In this paper, we consider the problem of learning safe policies for
probabilistic-constrained reinforcement learning (RL). Specifically, a safe
policy or controller is one that, with high probability, maintains the
trajectory of the agent in a given safe set. We establish a connection between
this probabilistic-constrained setting and the cumulative-constrained
formulation that is frequently explored in the existing literature. We provide
theoretical bounds elucidating that the probabilistic-constrained setting
offers a better trade-off in terms of optimality and safety (constraint
satisfaction). The challenge encountered when dealing with the probabilistic
constraints, as explored in this work, arises from the absence of explicit
expressions for their gradients. Our prior work provides such an explicit
gradient expression for probabilistic constraints which we term Safe Policy
Gradient-REINFORCE (SPG-REINFORCE).
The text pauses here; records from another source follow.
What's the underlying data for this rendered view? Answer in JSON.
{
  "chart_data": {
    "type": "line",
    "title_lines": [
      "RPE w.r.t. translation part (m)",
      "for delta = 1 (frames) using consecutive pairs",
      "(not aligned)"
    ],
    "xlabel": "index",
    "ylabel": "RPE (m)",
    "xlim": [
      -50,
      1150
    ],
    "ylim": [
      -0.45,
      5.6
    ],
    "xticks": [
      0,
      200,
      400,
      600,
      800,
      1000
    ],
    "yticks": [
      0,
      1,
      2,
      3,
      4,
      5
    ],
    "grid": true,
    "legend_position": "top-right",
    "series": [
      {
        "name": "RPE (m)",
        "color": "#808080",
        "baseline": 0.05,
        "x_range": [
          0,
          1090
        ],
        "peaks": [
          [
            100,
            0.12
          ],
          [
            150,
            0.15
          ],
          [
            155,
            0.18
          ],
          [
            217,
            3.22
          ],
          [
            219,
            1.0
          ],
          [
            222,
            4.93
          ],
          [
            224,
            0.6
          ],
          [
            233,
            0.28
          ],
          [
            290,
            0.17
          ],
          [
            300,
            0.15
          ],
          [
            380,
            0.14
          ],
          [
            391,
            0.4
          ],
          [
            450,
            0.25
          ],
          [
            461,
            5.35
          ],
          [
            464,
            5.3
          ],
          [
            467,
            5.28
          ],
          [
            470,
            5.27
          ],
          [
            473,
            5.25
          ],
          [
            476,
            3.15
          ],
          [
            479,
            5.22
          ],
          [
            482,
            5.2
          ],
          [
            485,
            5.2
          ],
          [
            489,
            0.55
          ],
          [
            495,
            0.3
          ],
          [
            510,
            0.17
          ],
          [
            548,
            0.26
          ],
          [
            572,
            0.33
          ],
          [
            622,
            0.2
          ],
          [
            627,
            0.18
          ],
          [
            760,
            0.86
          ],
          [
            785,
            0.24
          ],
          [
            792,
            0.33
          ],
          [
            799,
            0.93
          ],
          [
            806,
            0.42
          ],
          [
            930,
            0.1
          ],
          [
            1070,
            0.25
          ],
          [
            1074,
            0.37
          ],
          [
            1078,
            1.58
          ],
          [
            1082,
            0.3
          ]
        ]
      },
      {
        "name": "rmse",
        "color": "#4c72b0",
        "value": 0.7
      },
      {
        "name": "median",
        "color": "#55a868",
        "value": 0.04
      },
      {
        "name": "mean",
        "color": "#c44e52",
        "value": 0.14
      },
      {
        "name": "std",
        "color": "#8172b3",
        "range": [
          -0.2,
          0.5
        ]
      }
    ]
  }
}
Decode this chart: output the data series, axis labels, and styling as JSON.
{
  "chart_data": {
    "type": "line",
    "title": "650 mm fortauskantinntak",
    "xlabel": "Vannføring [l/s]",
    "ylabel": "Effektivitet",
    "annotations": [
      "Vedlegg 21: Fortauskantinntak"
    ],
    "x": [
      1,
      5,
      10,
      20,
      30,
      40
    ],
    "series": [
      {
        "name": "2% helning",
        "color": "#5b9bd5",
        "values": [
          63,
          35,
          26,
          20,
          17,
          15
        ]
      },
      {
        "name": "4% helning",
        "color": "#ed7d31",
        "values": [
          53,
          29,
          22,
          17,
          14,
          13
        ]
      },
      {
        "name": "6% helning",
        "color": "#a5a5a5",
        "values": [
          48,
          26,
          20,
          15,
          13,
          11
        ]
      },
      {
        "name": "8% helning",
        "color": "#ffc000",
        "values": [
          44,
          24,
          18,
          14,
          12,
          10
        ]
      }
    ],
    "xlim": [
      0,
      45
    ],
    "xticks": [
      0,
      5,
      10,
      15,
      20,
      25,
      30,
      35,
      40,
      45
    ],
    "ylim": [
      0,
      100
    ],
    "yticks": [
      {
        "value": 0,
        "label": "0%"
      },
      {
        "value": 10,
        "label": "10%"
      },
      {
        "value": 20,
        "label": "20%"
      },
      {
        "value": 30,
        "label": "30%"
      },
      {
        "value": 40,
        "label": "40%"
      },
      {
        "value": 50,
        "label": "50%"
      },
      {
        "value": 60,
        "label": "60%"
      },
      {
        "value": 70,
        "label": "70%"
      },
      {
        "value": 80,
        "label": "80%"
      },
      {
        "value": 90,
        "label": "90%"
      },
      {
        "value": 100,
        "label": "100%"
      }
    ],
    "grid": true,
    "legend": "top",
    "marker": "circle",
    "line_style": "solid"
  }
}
In this work, we provide an improved
gradient SPG-Actor-Critic that leads to a lower variance than SPG-REINFORCE,
which is substantiated by our theoretical results. A noteworthy aspect of both
SPGs is their inherent algorithm independence, rendering them versatile for
application across a range of policy-based algorithms. Furthermore, we propose
a Safe Primal-Dual algorithm that can leverage both SPGs to learn safe
policies. It is subsequently followed by theoretical analyses that encompass
the convergence of the algorithm, as well as the near-optimality and
feasibility on average. In addition, we test the proposed approaches by a
series of empirical experiments. These experiments aim to examine and analyze
the inherent trade-offs between the optimality and safety, and serve to
substantiate the efficacy of two SPGs, as well as our theoretical
contributions.

本文探讨了在概率受限制的强化学习中学习安全策略的问题，并提出了两种算法 ——Safe Policy Gradient-REINFORCE 和 SPG-Actor-Critic 以及 Safe Primal-Dual 算法来解决。通过实验，验证了这些方法的有效性和优越性。